IE loves predictions. We recently took a look at some of the growth opportunities that are heading our way by 2030, as insurance becomes on-demand, private healthcare replaces the NHS, co-living and social housing replaces Commercial building space, then there’s e-scooters, EVs, pedal powered delivery for the last mile and so on.
All great stuff, but there are always a few black swans on the horizon and if we take a look at the tea leaves, we can see supply chain issues creating problems for insurers and brokers.
Toyota’s production is down about 40% globally, Audi and VW extended the summer break, Chevrolet cust back EV production in the USA and Renault announced a 17% reduction back in 2020. That drives up prices for pre-owned cars in fact, for the first time in UK history, dealers are offering owners of in-demand cars MORE than the new price they paid 18-24 months ago.
Just think about that for a second. How are you going to settle a write-off claim if you cannot source a new vehicle? The only way out is a cash offer, but even offering the 2021 brand new full list price, less the excess, isn’t going to allow the policyholder to buy a 2 year old example of their 10K miles, fully-specced up, sports car. That failure to replace the car with what the customer perceives is a fair value cash settlement, is going to create a great deal of bad feeling amongst policyholders.
Then there’s the spare parts needed to fix repairable cars. You will struggle to buy them, or rather the repair network will, because manufacturers are not making so many spares since they’ve cut production. Spares that feature chips built in may be impossible to source, which means you will have to asset strip older cars – can the insurance industry get away with that? Think of the PR downside involved.
One thing IS certain; demand will drive salvage prices upwards like a Space X rocket this winter.
We predict it, you have to plan for it. Sorry, that’s the deal.

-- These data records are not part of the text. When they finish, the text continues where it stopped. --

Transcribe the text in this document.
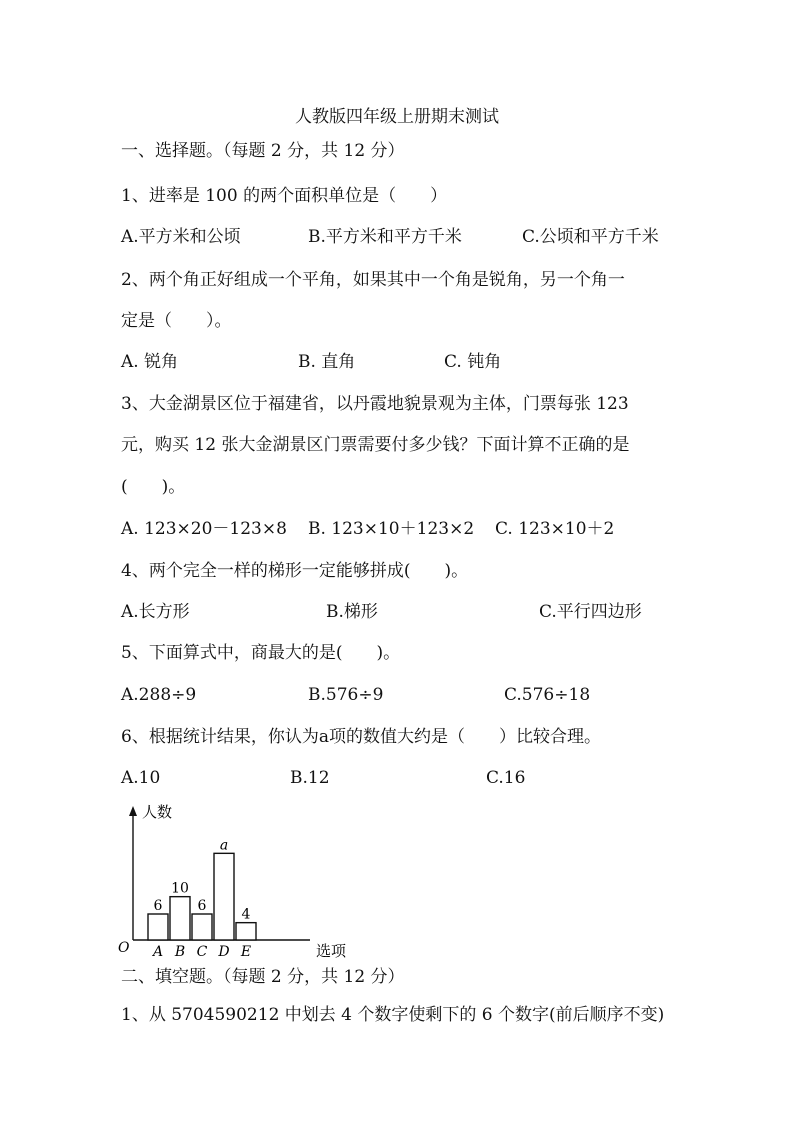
人教版四年级上册期末测试
一、选择题。（每题 2 分，共 12 分）
1、进率是 100 的两个面积单位是（　　）
A.平方米和公顷	B.平方米和平方千米	C.公顷和平方千米
2、两个角正好组成一个平角，如果其中一个角是锐角，另一个角一
定是（　　）。
A. 锐角	B. 直角	C. 钝角
3、大金湖景区位于福建省，以丹霞地貌景观为主体，门票每张 123
元，购买 12 张大金湖景区门票需要付多少钱？下面计算不正确的是
(　　)。
A. 123×20－123×8 B. 123×10＋123×2 C. 123×10＋2
4、两个完全一样的梯形一定能够拼成(　　)。
A.长方形	B.梯形	C.平行四边形
5、下面算式中，商最大的是(　　)。
A.288÷9	B.576÷9	C.576÷18
6、根据统计结果，你认为a项的数值大约是（　　）比较合理。
A.10	B.12	C.16
人数
选项
O
6
A
10
B
6
C
a
D
4
E
二、填空题。（每题 2 分，共 12 分）
1、从 5704590212 中划去 4 个数字使剩下的 6 个数字(前后顺序不变)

CHIP SHORTAGE COULD PROMPT RE-PRICING ON GADGET COVER
Many car makers are scaling back production due to chip shortages and cars are all comms platforms now, so yeah, it’s a big thing. But let’s think ahead on the gadget insurance front. How can you offer like-for-like cover on smartphones and laptops if those items are in short supply?
The chip market for phones and games consoles isn’t the same as the car market, but the general feeling from trade press right now is that cheaper smartphones, laptops and games systems will slowly vanish, as the high end stuff becomes more profitable in an era of higher priced chips.
The Guardian reported earlier in 2021 regarding the soaring cost of builder’s materials. Paint, copper, wood – everything – has been going up, sometimes by as much as 80%.
Now think that trhough a winter storm season and lots of property damage next February. The housing market is overheated right now, so you will struggle to find builders to carry out rapid repairs, then on top of that problem, the materials to replace flooded basements, kitchens or outbuildings, will be harder to come by.
Again, re-pricing the risk is the most likely scenario.
On the upside, the deliberate rationing of care by the NHS is prompting a huge uptake of private medical insurance schemes. But things like a basic shortage of blood test kits, hospital grade beds, or many other essentials, will all conspire to make pricing healthcare cover a difficult task in 2022.
It isn’t just that demand that will rise higher, so too will consumer expectations as regards rapid diagnosis, consultations and treatments. If insurers are to deliver on their promise to help policyholders avoid the endless bureaucracy, closed GP surgeries and dangerous delays inherent within the NHS, then they must ensure that their supply chains are robust enough to deal with peaks in demand. As a great deal of medical equipment is actually manufactured in China and distributed by UK based importers and retailers, that won’t be easy.
CULTURAL REVOLUTION IN CHINA
Get set for a bumpy ride next year, because the in the humble opinion of IE mag, the supply chain volatility is just starting to ramp up.
For decades the UK has enjoyed cheap parts and goods from China, plus cheap labour from the EU and elsewhere and it’s pretty obvious that those days are over. China now has a middle class earning comparable wages to those in the UK public sector. Chinese owned brands like MG and Volvo are not selling cheap cars, they leave that game to Renault or GM.
Women in China are being encouraged to have three children not one. That means fewer women in the workplace and an acceptance that a strong family life is actually a good thing. Expect reduced working hours, more leave, a better work-life balance, to become part of Chinese culture.
China is also busy economically colonising Africa and other parts of the globe for the raw materials and arable land there. They are one of the biggest investors in South American lithium extraction for example. Again, that is bound to lead to pressure on the global car supply chain as China begins to effectively set the price of EV battery packs in the future. If you look at how China is playing off Egypt and other countries on the Nile dam projects, you can see that the supply of water – and hydro-electric power – may become a bargaining chip that could be the ultimate supply chain problem for millions of people.
In short, we live during interesting times. It’s going to get very competitive.